Voci dal nord

Capitolo 24 – Haameinlinna e Tampere: ultimi vagabondaggi finnici

«“Il mondo” egli dice “è diventato un villaggio globale”. O è un accampamento mobile?”».

(Bruce Chatwin, Anatomia dell’irrequietezza)

21 luglio 2013
Ore 10.20 circa
Treno per Haameinlinna

Sveglia alle 8.30 (stamattina gran lusso) e colazione all’ostello con yogurt e ciambelle all’aria fritta (ufficialmente caffè e vaniglia).

Timbriamo il cartellino della sfiga quotidiana, subito subito. Vado ad aprire il frigo per prendere una lattina di Coca-cola zero lasciata in fresco la sera prima, con tanto di post-it verde grosso quanto la lattina stessa con sopra il mio nome. Non la trovo. Cerco meglio e trovo solo il post-it. Gentilissimi. Vado a reclamare il furto alla Reception e la signorina mi dice che farà il possibile per rintracciare la lattina, o il ladro. Tutto ciò dopo mezz’ora di gesti e disegni perché non ricordo il termine ‘lattina’ in inglese. Esco abbastanza contrariata e con sete di vendetta, meditando soluzioni tipo:

A) Darmi a razzie a caso nel frigo.

B) Comprare una nuova lattina, scioglierci un lassativo e attaccarci un post-it con scritto ‘drink me’, tipo Alice nel paese delle meraviglie, ma con effetti meno meravigliosi.

Andiamo alla stazione in anticipo, come al solito, ma stavolta pensiamo bene di approfittarne per portarci avanti con il lavoro: ci dirigiamo alla volta dell’S-market e del K-market al piano sotterraneo… chiusi. Tutto chiuso. Poi ci viene in mente che oggi è domenica. Domenica è sempre domenica, in tutto il mondo, a quanto pare.
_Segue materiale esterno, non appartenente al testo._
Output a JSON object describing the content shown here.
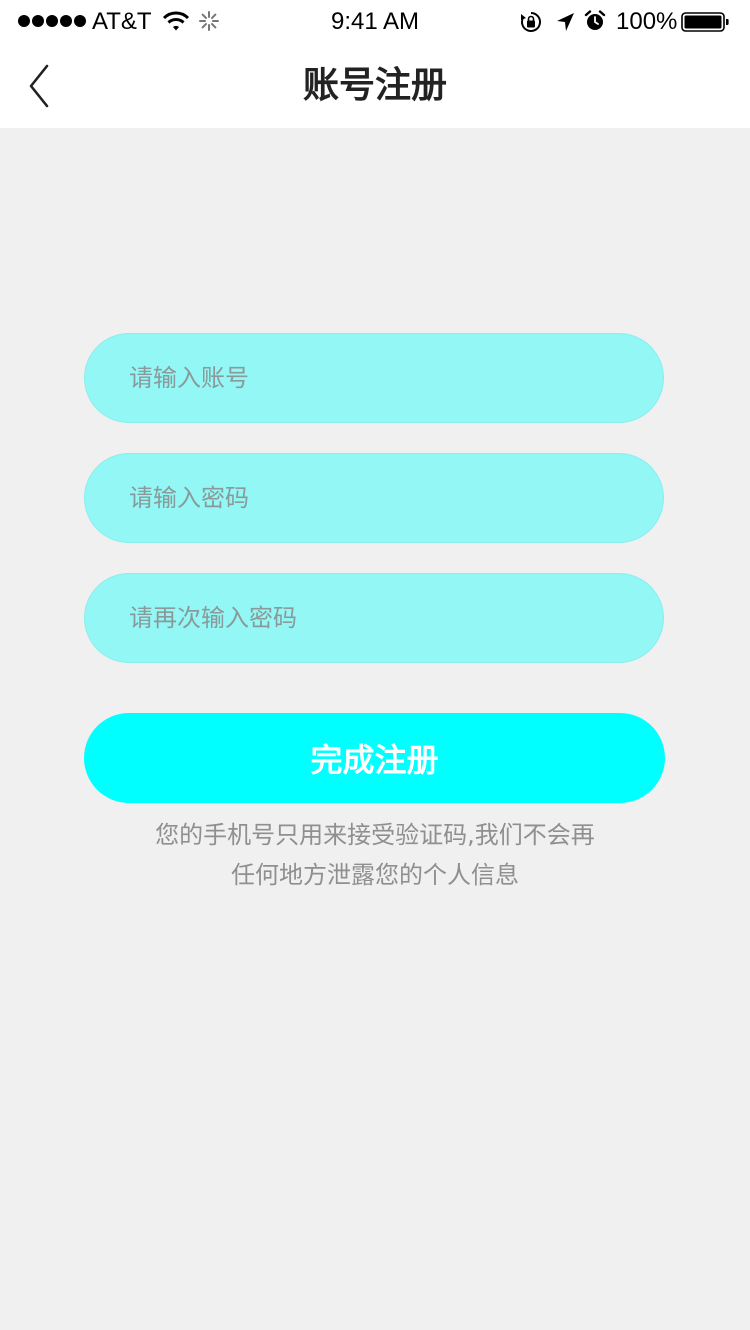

Prendiamo il solito treno Helsinki-Rovaniemi, ma la meta stavolta è ben più vicina: Haameinlinna. Una città unicamente nota per il suo castello (ormai ogni volta che c’è un castello di mezzo mi vengono i sudori freddi). Da lì ci sposteremo poi a Tampere, una ‘grande città’… ho capito che oggi finiremo di nuovo da Seppala. Ieri sera, a proposito, ho preparato tutto il sacco di vestiti da buttare, che ho deciso di lasciare a qualche punto di raccolta in Estonia. La partenza è prossima.
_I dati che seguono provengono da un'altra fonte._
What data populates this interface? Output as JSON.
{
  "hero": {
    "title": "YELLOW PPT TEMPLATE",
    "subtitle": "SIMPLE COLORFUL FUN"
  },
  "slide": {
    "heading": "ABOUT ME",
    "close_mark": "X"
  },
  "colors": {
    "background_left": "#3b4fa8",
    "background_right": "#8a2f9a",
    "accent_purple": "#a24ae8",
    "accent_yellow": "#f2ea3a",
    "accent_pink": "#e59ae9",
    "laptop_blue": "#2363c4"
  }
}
Oggi in treno abbiamo una compagnia interessante: gruppi di rocchettari con borchie e anfibi diretti al concerto degli Iron Maiden ad Oulu (una volta tanto che c’è qualcosa di decente ad Oulu, tra un rave e l’altro, noi ce la perdiamo).

Ore 13.42
Trenino giocattolo per Tampere

Eccoci sul trenino di Paperopoli, reperito di fortuna alle 13.36, ben mezz’ora prima di quello ufficiale (e ciò già la dice lunga sulla nostra visita ad Haameinlinna). Siamo intente a mangiare banane ammaccate. Un barboncino nero ci guarda dalle ginocchia della sua padrona, mentre gente con la maglia degli Iron Maiden ancora si aggira qua e là. I cestini della spazzatura sono costituiti da tubi incastrati tra i sedili e non c’è il WC. Il treno consiste di due soli vagoncini e, forse, è un regionale. Ce lo fa pensare il fatto che si stia fermando in tutti i paesini intermedi, tipo Parola (parente di Murola di nome e di fatto). Ci godiamo il viaggio, tanto la giornata non presenta impegni inderogabili né si prevedono fitte attività.
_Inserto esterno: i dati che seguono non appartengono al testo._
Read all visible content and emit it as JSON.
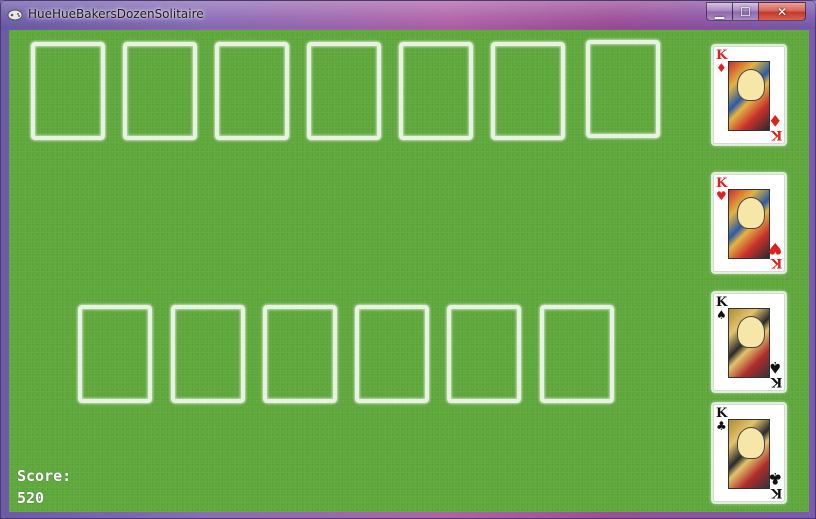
{
  "window": {
    "title": "HueHueBakersDozenSolitaire",
    "minimize_glyph": "▁",
    "maximize_glyph": "☐",
    "close_glyph": "✕"
  },
  "colors": {
    "felt": "#5fa83c",
    "red_suit": "#e0201c",
    "black_suit": "#111111"
  },
  "tableau_top_count": 7,
  "tableau_bottom_count": 6,
  "foundations": [
    {
      "rank": "K",
      "suit": "♦",
      "suit_name": "diamonds",
      "color": "red"
    },
    {
      "rank": "K",
      "suit": "♥",
      "suit_name": "hearts",
      "color": "red"
    },
    {
      "rank": "K",
      "suit": "♠",
      "suit_name": "spades",
      "color": "black"
    },
    {
      "rank": "K",
      "suit": "♣",
      "suit_name": "clubs",
      "color": "black"
    }
  ],
  "score": {
    "label": "Score:",
    "value": "520"
  }
}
L’arrivo ad Haameinlinna (tutti in coro: la ‘ridente, soleggiata, frenetica…’) è tale e quale a quello in tutte le altre città: sbattute in un piazzale torvo e deserto, a minimo due chilometri dal ‘centro’, senza un’anima a cui chiedere informazioni e con molte poche attrattive nei paraggi. Questa poi è peggio di Kajaani, forse non ai livelli di Kuusamo, ma decisamente se la batte con Kemi. Oulu nel frattempo è salita alle stelle, voterò per costituirla nuova capitale.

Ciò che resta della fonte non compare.